While on earth on the recent Adobe Summit 2025 conference, which was filled with messages about how AI can revolutionize the creative industry and customer service, I spoke with Anjul Bhambhri, SVP for Adobe Experience Cloud, about the real effects that AI can have on both customers and CX employees who were not covered by the most important.
Throughout the event, the authenticity that the speakers exhibited was already clearer than I expected, considering the intention of showing new products, but Bhambhri made this more clear by opening up to me about how Adobe is really about running AI innovations.
The main themes of our discussion were customer centricity and transparency that Bhambhri covered from all angles – both Adobe’s obligation to protect workers and how Adobe’s clients can pass on this value to their customers.
How transparency should guide your AI strategy
I explored Bhambhri to offer SMB’s advice on how to keep up with developing trends and that sense of transparency was true.
She noticed that all companies must remain agile by actively listening to customers to find out their unique pain points, which would lead them to create more effective products.
As the industry is still taking shape, I criticized governments, businesses and regulatory organizations for not offering enough guidance, making it challenging for anyone to adopt AI to know that they are doing it right – a mood felt even more of SMBs and startups with limited resources.
Bhambhri added that it is just as important to make sure it is as important to make sure it is as important as being ‘on the ground’ with customers with customers.
Regulations such as GDPR, HIPAA and Ferpa indicate all how data should be managed, and it is responsible for any company that has been improved or not to manage customer data responsibly.
However, all this enormous amounts of capital, human resources and computational power that can be at the expense of sustainability require.
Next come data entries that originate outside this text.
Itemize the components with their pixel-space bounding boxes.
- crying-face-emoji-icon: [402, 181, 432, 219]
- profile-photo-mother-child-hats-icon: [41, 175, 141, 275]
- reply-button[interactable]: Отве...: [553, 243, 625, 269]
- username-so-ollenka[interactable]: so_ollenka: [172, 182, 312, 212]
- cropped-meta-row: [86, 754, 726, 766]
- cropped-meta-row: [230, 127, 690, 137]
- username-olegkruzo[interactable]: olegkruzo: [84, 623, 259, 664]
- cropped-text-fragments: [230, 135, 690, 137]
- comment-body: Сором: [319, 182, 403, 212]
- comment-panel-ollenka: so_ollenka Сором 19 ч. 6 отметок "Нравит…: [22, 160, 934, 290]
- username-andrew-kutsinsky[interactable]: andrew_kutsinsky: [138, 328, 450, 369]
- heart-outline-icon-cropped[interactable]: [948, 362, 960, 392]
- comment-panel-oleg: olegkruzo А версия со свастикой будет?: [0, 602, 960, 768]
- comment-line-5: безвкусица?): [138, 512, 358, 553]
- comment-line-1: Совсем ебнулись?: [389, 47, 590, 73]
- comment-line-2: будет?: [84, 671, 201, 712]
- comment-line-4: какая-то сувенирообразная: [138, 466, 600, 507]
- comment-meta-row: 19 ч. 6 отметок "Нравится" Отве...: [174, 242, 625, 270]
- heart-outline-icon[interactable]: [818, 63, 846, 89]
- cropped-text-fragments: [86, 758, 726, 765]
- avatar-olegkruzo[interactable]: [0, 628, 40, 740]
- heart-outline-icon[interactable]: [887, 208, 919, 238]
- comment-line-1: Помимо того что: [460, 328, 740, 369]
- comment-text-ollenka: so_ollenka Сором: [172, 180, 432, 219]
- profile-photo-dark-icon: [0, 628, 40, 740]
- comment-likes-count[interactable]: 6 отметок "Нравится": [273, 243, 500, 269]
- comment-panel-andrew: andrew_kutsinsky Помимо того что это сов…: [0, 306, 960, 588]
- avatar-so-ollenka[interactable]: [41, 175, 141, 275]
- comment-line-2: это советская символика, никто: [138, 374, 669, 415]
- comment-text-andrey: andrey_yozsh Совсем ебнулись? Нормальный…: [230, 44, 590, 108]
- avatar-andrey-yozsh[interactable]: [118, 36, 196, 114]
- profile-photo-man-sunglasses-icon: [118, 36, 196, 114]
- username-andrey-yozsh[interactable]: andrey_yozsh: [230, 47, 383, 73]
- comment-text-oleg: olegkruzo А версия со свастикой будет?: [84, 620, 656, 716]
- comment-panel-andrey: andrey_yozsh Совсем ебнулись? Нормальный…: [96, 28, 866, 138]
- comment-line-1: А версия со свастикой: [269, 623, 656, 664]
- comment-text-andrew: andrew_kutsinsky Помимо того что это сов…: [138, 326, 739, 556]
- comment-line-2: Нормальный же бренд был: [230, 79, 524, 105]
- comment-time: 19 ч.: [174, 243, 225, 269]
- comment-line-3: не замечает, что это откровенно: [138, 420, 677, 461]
I asked Bhambhri how smaller companies can handle these huge expenses when resources can be so limited, especially in the current climate.
SVP explained to me how Adobe categorizes data in hot, hot and cold storage to control resources more effectively to minimize environmental impacts.
It is important to set a strong foundation for data management today because the amount of data we produce increases exponentially both as companies and as consumers – think about it, when was the last time you cleared through your iCloud photo library?
Companies may also consider dividing storage across SSDs and HDDs and finding the most optimal balance for the storage of acquisition and energy consumption.
Regardless of what the advice was that Bhambhri had given me, she was eager to emphasize one thing – companies had to keep their clients in Løkken at all points in the transaction, whether it just means to tell them that their data may be moved from different storage categories or given them the choice to get more involved.
Although Summit 2025 focused on Adobe’s own innovations, my brief discussion with Anjul Bhambhri highlighted two central takeaways that small businesses can adopt so that they are not left on the AI wave: Transparency both with customers and whether services are most important and the right management of data from both a regulatory and an environmental standpoint.